Аркадий Гайдар - Синие звезды
— Врать-то! — после некоторой паузы послышался из-за двери недоверчивый голос.
— Зачем врать? — подтвердил Калюкин. — Я и на самом деле возьму. Утром поедем, к вечеру вернемся. Ярмарка большая. Сегодня видал: карусель налаживают.
Это становилось интересным. Особенно после того, как Фигуран уверял, что никакой карусели не будет.
Кирюшка тихо высунулся из-за двери и, надувшись, не глядя ни на кого, подошел к Матвею.
— Рева! — удерживая его за руку, укоризненно сказал Матвей. — Не в отца пошел. Тот человек был крепкий… камень. Ну, иди. — Отпустив Кирюшку, Матвей повернулся к Калюкину: — Мы с его отцом в германскую в одном полку служили. Так, поверишь ли, окопы, грязь, тоска, голод, холод… Иные совсем обалдели, как скоты. Куда идут? Куда ведут? А он, бывало, хлопнет меня пятерней по плечу — а пятерня здоровая: «Не робей, Матвей! Шагай крепче, а наша правда все равно наружу выйдет». Смелый был человек. Вот однажды послали нас с ним в соседнюю роту для связи. А погода была темная, грязная… Вдруг окликает нас офицер…
Почувствовав, что кто-то сжимает ему локоть, Матвей обернулся, поперхнулся и почти испуганно замолк.
Побледневший Кирюшка стоял рядом и, широко открыв глаза, с огромной жадностью ловил каждое сказанное слово…
— Да… Гм… Вот идем это мы, значит… Гм!.. А подай-ка мне, друг Калюкин, табачку… закурить… Что-то нынче табак плохой пошел, слабый: куришь, куришь — как солома… О чем это я… Да! Так пускай, Калюкин, он с тобой завтра на ярмарку поедет. Там то да се… Карусель. Беги-ка, Кирюшка, посмотри: кажись, чужая собака во двор забежала… Ду-рак! — выругался Матвей, когда Кирюшка тихо и послушно вышел за дверь. — Нельзя при нем про отца рассказывать. Болеет. Видали, как он глаза-то разинул?.. Хороший у него отец был, — скороговоркой докончил Матвей. — На таких-то людях советская власть строилась.
* * *Кирюшка был очень обрадован. Правда, сначала смущал уговор идти завтра на рыбалку. Но он успокоил себя тем, что, во-первых, на рыбалку можно каждый день, а на ярмарку — не каждый. Во-вторых, Степашка и Фигуран бывали, конечно, на ярмарке уже сто раз, а он — еще ни разу.

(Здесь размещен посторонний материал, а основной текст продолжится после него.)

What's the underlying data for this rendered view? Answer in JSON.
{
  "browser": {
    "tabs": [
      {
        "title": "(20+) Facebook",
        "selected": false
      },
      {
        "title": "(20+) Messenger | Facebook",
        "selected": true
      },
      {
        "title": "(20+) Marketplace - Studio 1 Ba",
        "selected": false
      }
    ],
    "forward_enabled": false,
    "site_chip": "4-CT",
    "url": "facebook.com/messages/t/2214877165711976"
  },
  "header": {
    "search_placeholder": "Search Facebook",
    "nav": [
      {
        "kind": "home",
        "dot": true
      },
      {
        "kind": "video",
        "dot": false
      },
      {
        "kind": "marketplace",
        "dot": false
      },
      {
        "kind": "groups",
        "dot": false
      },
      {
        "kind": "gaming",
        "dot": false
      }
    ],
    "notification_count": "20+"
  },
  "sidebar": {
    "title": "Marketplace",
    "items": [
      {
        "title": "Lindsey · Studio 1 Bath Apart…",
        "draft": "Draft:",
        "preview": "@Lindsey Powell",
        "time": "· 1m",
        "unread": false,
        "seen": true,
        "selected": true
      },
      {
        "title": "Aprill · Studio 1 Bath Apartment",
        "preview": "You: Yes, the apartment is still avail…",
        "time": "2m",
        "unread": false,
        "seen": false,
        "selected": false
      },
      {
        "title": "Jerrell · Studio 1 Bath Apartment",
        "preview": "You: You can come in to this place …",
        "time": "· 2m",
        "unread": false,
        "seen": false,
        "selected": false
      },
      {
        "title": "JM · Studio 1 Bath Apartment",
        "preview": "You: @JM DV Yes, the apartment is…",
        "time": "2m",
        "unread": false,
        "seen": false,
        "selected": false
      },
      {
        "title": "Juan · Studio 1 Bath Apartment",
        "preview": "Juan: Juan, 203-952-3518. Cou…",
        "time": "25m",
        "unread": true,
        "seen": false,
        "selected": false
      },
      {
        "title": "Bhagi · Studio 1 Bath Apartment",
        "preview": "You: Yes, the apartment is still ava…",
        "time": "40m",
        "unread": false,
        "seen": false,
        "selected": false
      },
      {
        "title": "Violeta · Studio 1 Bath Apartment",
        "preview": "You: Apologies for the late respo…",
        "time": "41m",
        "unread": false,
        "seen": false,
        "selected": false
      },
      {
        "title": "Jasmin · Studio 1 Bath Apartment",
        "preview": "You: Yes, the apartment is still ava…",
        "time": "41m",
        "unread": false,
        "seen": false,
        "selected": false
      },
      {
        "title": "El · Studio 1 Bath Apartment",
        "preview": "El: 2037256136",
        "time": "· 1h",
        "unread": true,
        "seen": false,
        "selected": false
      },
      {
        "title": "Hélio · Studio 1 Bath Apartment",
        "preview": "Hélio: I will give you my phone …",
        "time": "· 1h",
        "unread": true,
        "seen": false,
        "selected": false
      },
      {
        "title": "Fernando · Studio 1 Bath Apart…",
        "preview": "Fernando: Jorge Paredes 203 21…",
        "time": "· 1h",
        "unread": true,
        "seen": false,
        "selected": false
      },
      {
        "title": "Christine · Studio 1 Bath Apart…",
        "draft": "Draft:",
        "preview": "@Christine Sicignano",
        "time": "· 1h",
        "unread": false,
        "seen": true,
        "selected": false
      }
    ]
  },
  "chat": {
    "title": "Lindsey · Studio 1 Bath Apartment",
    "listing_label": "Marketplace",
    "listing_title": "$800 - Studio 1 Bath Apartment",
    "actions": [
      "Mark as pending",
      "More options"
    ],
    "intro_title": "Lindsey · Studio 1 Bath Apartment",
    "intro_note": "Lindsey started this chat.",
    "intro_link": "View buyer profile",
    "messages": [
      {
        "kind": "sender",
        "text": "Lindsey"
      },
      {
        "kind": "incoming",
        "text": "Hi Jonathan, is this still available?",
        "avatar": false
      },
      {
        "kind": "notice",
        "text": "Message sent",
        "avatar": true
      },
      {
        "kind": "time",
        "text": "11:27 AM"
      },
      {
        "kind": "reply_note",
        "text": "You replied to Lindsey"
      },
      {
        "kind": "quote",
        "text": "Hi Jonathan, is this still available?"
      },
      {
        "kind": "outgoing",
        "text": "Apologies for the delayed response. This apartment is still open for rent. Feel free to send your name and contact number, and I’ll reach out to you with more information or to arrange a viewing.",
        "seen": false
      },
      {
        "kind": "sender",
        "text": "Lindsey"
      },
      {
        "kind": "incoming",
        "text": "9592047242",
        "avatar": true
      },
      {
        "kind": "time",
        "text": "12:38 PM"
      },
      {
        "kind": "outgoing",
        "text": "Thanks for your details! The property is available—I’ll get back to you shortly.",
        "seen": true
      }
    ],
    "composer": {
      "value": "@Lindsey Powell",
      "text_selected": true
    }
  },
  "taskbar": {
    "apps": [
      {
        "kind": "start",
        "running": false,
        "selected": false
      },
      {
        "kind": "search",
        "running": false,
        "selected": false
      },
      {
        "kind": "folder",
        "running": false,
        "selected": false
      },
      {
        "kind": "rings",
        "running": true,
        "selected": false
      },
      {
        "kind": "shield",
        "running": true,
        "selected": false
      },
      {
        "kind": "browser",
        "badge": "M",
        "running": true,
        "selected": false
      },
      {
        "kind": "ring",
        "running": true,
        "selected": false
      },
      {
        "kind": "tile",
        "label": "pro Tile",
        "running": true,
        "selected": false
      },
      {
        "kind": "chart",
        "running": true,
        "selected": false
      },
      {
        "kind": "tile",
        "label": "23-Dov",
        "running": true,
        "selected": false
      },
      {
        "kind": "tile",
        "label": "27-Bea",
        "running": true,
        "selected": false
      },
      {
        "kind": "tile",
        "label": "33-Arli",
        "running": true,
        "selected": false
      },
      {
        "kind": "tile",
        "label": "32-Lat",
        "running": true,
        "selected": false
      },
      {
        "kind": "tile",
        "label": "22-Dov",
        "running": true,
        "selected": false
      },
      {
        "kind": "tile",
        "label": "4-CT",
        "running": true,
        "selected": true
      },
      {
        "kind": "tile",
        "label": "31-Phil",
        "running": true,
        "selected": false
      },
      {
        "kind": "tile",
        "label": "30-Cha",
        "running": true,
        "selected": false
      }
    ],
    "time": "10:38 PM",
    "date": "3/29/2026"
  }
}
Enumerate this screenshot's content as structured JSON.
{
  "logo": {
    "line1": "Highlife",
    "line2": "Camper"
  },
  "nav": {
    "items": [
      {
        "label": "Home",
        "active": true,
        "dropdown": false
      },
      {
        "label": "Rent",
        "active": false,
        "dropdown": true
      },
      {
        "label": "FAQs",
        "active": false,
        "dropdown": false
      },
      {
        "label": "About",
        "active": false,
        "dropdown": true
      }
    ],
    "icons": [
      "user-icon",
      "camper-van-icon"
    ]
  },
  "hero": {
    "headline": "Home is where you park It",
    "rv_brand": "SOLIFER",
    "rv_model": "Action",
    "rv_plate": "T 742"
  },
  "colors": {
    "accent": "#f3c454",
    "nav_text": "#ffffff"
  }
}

Ему не терпелось, и он хотел, чтобы ночь пришла поскорее. Тотчас же после обеда он вычистил сапоги. Потом развязал узелок, достал чистую рубаху и раз десять вытаскивал подаренную матерью пятерку.
Калюкиха попросила его купить на ярмарке три иголки, а Любка наказала поискать полметра резиновой тесьмы и взять на почте два конверта.
Гордый оказанным доверием, Кирюшка важно переписал все поручения на листок и деловито сунул его в свой клеенчатый бумажник.
* * *Вечером, уже после того как вымылся Калюкин, пришел Матвей и позвал Кирюшку в баню.
После бани, когда Матвей еще одевался, Кирюшка выскочил в сад.
Вечер был тихий, сырой, теплый.
На пригорке мерно поскрипывала старая мельница, и ее распластанные крылья показались Кирюшке лохматыми и такими длинными, будто бы доставали они до самого неба.
«Как в сказке про великанов», — подумал Кирюшка и покосился на черную гущу кустарника, где что-то хрустнуло, пискнуло и замолкло.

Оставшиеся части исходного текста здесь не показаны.